Max Allegri. Applausi, inchino
Domenica s’è portato sotto le gradinate dello Stadium e ha fatto un inchino ai tifosi, come un direttore d’orchestra
Domenica, mentre gli altri tripudiavano, s’è portato sotto le gradinate dello Stadium e ha fatto un inchino ai tifosi, come un direttore d’orchestra – al cui canone iconografico il fisico po’ segaligno l’apparenta – che sobriamente raccoglie il tributo per la propria arte. E che direttore. Ha fatto l’inchino, senza sbracare, nell’anno dei trionfi, ché al full monty manca poco, si sa, giusto una gita a Cardiff. Era arrivato nel 2014 col fardello di qualche dubbio – della tifoseria più che altro, che s’era parlata con quella del Milan, probabilmente: lui gli aveva vinto l’ultimo scudetto, al Diavolo, ma non l’hanno mai amato lo stesso. Perché lo spigoloso, l’antiscenografico, il pragmatico, i risicatamene spettacolare coach di Livorno non è mai stato un piacione, un amicone di tutti, uno di quelli che primo farsi voler bene.
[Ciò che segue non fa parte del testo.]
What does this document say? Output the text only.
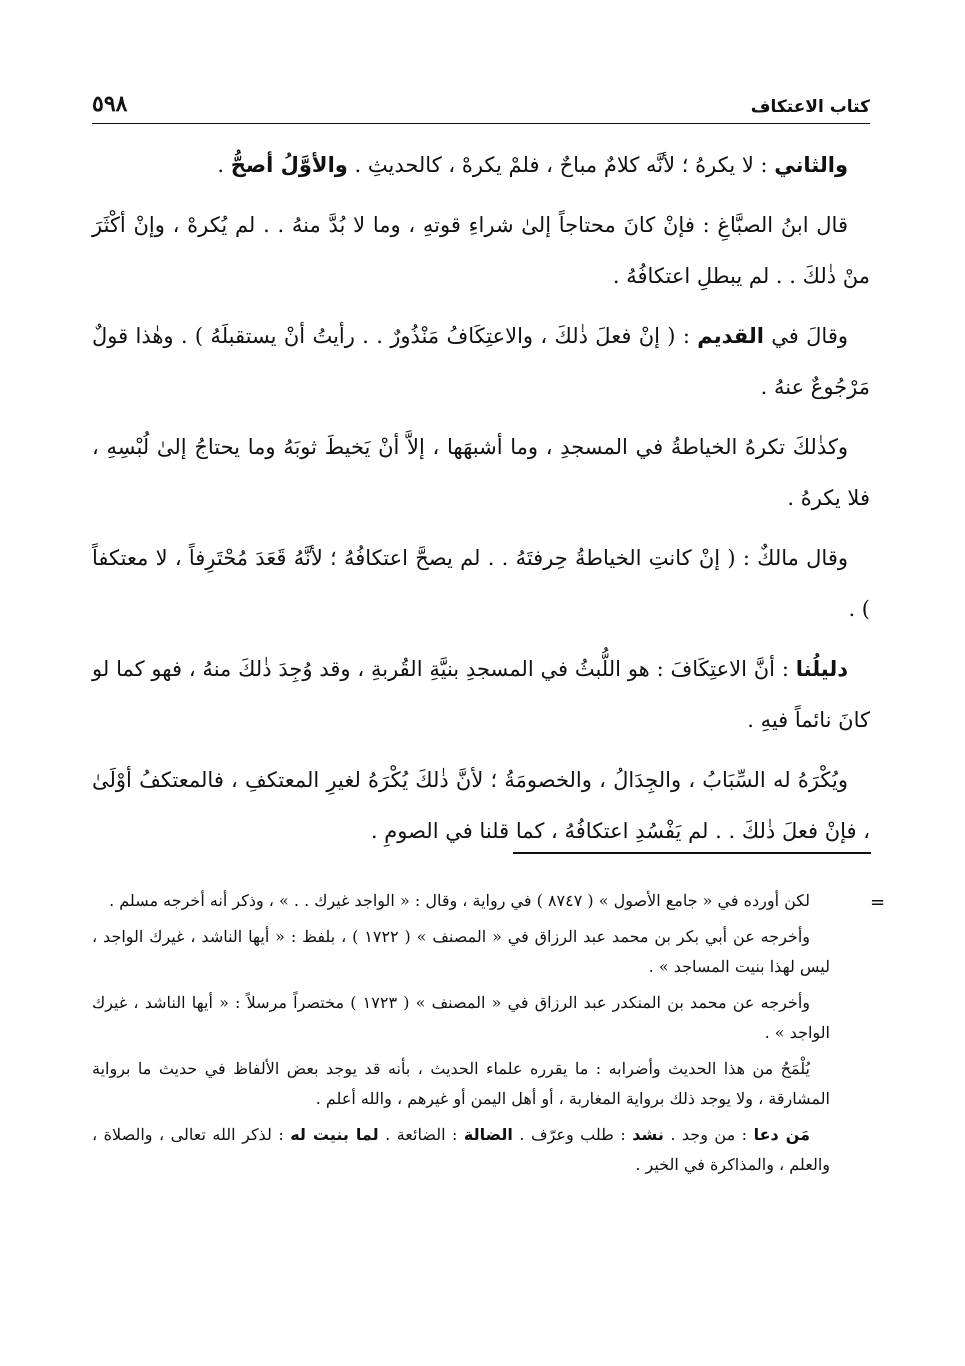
٥٩٨	كتاب الاعتكاف

والثاني : لا يكرهُ ؛ لأنَّه كلامٌ مباحٌ ، فلمْ يكرهْ ، كالحديثِ . والأوَّلُ أصحُّ .

قال ابنُ الصبَّاغِ : فإنْ كانَ محتاجاً إلىٰ شراءِ قوتهِ ، وما لا بُدَّ منهُ . . لم يُكرهْ ، وإنْ أكْثَرَ منْ ذٰلكَ . . لم يبطلِ اعتكافُهُ .

وقالَ في القديم : ( إنْ فعلَ ذٰلكَ ، والاعتِكَافُ مَنْذُورٌ . . رأيتُ أنْ يستقبلَهُ ) . وهٰذا قولٌ مَرْجُوعٌ عنهُ .

وكذٰلكَ تكرهُ الخياطةُ في المسجدِ ، وما أشبهَها ، إلاَّ أنْ يَخيطَ ثوبَهُ وما يحتاجُ إلىٰ لُبْسِهِ ، فلا يكرهُ .

وقال مالكٌ : ( إنْ كانتِ الخياطةُ حِرفتَهُ . . لم يصحَّ اعتكافُهُ ؛ لأنَّهُ قَعَدَ مُحْتَرِفاً ، لا معتكفاً ) .

دليلُنا : أنَّ الاعتِكَافَ : هو اللُّبثُ في المسجدِ بنيَّةِ القُربةِ ، وقد وُجِدَ ذٰلكَ منهُ ، فهو كما لو كانَ نائماً فيهِ .

ويُكْرَهُ له السِّبَابُ ، والجِدَالُ ، والخصومَةُ ؛ لأنَّ ذٰلكَ يُكْرَهُ لغيرِ المعتكفِ ، فالمعتكفُ أوْلَىٰ ، فإنْ فعلَ ذٰلكَ . . لم يَفْسُدِ اعتكافُهُ ، كما قلنا في الصومِ .

=

لكن أورده في « جامع الأصول » ( ٨٧٤٧ ) في رواية ، وقال : « الواجد غيرك . . » ، وذكر أنه أخرجه مسلم .

وأخرجه عن أبي بكر بن محمد عبد الرزاق في « المصنف » ( ١٧٢٢ ) ، بلفظ : « أيها الناشد ، غيرك الواجد ، ليس لهذا بنيت المساجد » .

وأخرجه عن محمد بن المنكدر عبد الرزاق في « المصنف » ( ١٧٢٣ ) مختصراً مرسلاً : « أيها الناشد ، غيرك الواجد » .

يُلْمَحُ من هذا الحديث وأضرابه : ما يقرره علماء الحديث ، بأنه قد يوجد بعض الألفاظ في حديث ما برواية المشارقة ، ولا يوجد ذلك برواية المغاربة ، أو أهل اليمن أو غيرهم ، والله أعلم .

مَن دعا : من وجد . نشد : طلب وعرّف . الضالة : الضائعة . لما بنيت له : لذكر الله تعالى ، والصلاة ، والعلم ، والمذاكرة في الخير .
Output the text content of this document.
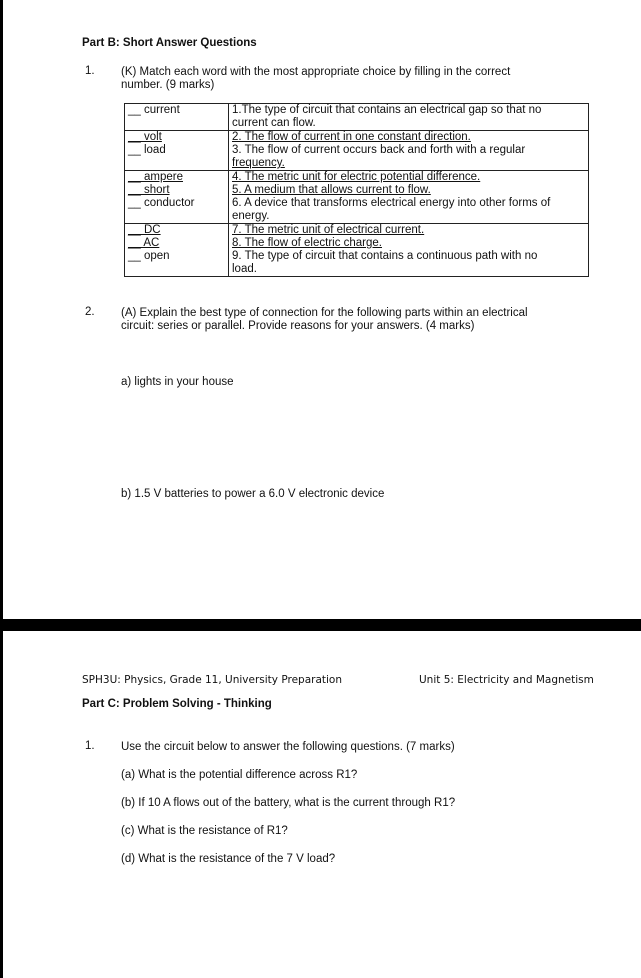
Part B: Short Answer Questions
1. (K) Match each word with the most appropriate choice by filling in the correct
number. (9 marks)
__ current	1.The type of circuit that contains an electrical gap so that no
current can flow.

__ volt
__ load	2. The flow of current in one constant direction.
3. The flow of current occurs back and forth with a regular
frequency.

__ ampere
__ short
__ conductor	4. The metric unit for electric potential difference.
5. A medium that allows current to flow.
6. A device that transforms electrical energy into other forms of
energy.

__ DC
__ AC
__ open	7. The metric unit of electrical current.
8. The flow of electric charge.
9. The type of circuit that contains a continuous path with no
load.
2. (A) Explain the best type of connection for the following parts within an electrical
circuit: series or parallel. Provide reasons for your answers. (4 marks)
a) lights in your house
b) 1.5 V batteries to power a 6.0 V electronic device
SPH3U: Physics, Grade 11, University Preparation	Unit 5: Electricity and Magnetism
Part C: Problem Solving - Thinking
1. Use the circuit below to answer the following questions. (7 marks)
(a) What is the potential difference across R1?
(b) If 10 A flows out of the battery, what is the current through R1?
(c) What is the resistance of R1?
(d) What is the resistance of the 7 V load?
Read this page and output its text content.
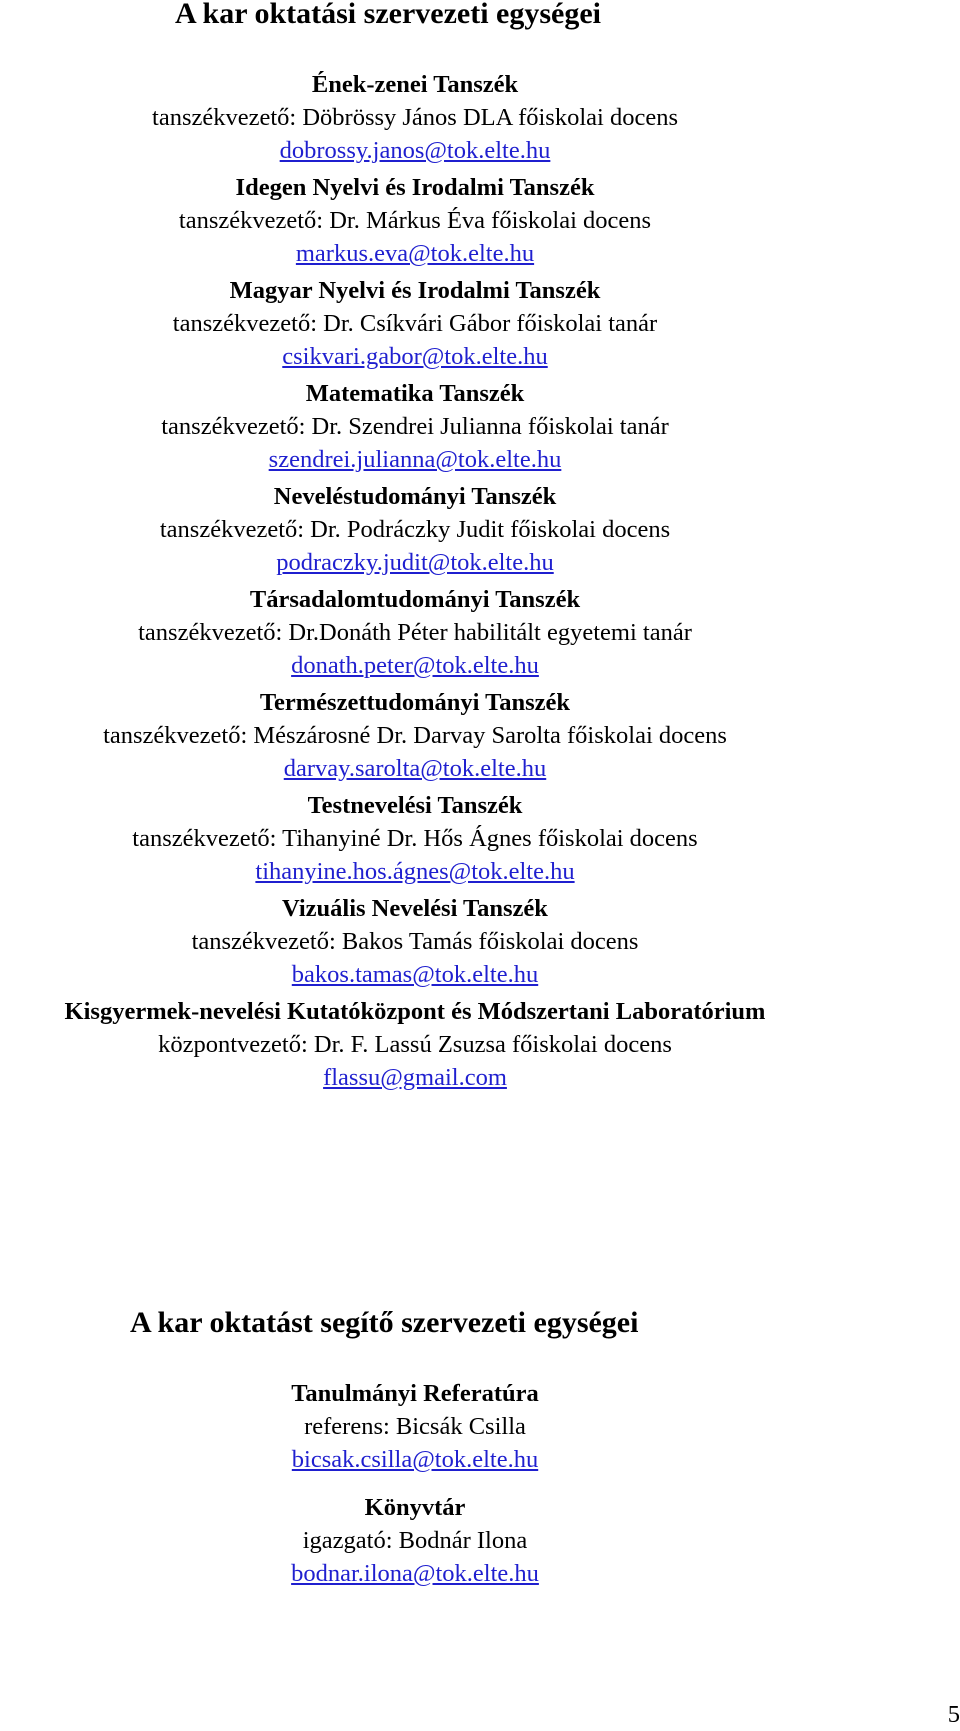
A kar oktatási szervezeti egységei
Ének-zenei Tanszék
tanszékvezető: Döbrössy János DLA főiskolai docens
dobrossy.janos@tok.elte.hu
Idegen Nyelvi és Irodalmi Tanszék
tanszékvezető: Dr. Márkus Éva főiskolai docens
markus.eva@tok.elte.hu
Magyar Nyelvi és Irodalmi Tanszék
tanszékvezető: Dr. Csíkvári Gábor főiskolai tanár
csikvari.gabor@tok.elte.hu
Matematika Tanszék
tanszékvezető: Dr. Szendrei Julianna főiskolai tanár
szendrei.julianna@tok.elte.hu
Neveléstudományi Tanszék
tanszékvezető: Dr. Podráczky Judit főiskolai docens
podraczky.judit@tok.elte.hu
Társadalomtudományi Tanszék
tanszékvezető: Dr.Donáth Péter habilitált egyetemi tanár
donath.peter@tok.elte.hu
Természettudományi Tanszék
tanszékvezető: Mészárosné Dr. Darvay Sarolta főiskolai docens
darvay.sarolta@tok.elte.hu
Testnevelési Tanszék
tanszékvezető: Tihanyiné Dr. Hős Ágnes főiskolai docens
tihanyine.hos.ágnes@tok.elte.hu
Vizuális Nevelési Tanszék
tanszékvezető: Bakos Tamás főiskolai docens
bakos.tamas@tok.elte.hu
Kisgyermek-nevelési Kutatóközpont és Módszertani Laboratórium
központvezető: Dr. F. Lassú Zsuzsa főiskolai docens
flassu@gmail.com
A kar oktatást segítő szervezeti egységei
Tanulmányi Referatúra
referens: Bicsák Csilla
bicsak.csilla@tok.elte.hu
Könyvtár
igazgató: Bodnár Ilona
bodnar.ilona@tok.elte.hu
5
Adesso, dopo “83 vittorie su 113 panchine alla Juventus; 7 trofei conquistati con 3 scudetti, 3 Coppe Italia e 1 Supercoppa”, come certificano le statistiche, e con le Grandi Orecchie lì pronte per essere tirate, Massimiliano Allegri fa l’inchino: “Ho bisogno di dimostrarvi altro, signori?”. E si vocifera, ma sono senza dubbio i soliti riempitivi mediatici, quelli che nascono dal non aver altro da dire, che potrebbe decidere di salutare là per là, dopo Cardiff, con plateale uscita di scena e imperiale adieu, à la Mourihno dopo il Triplete, e cambiare aria. La storia l’ha già fatta, il conte Max. Applausi, inchino.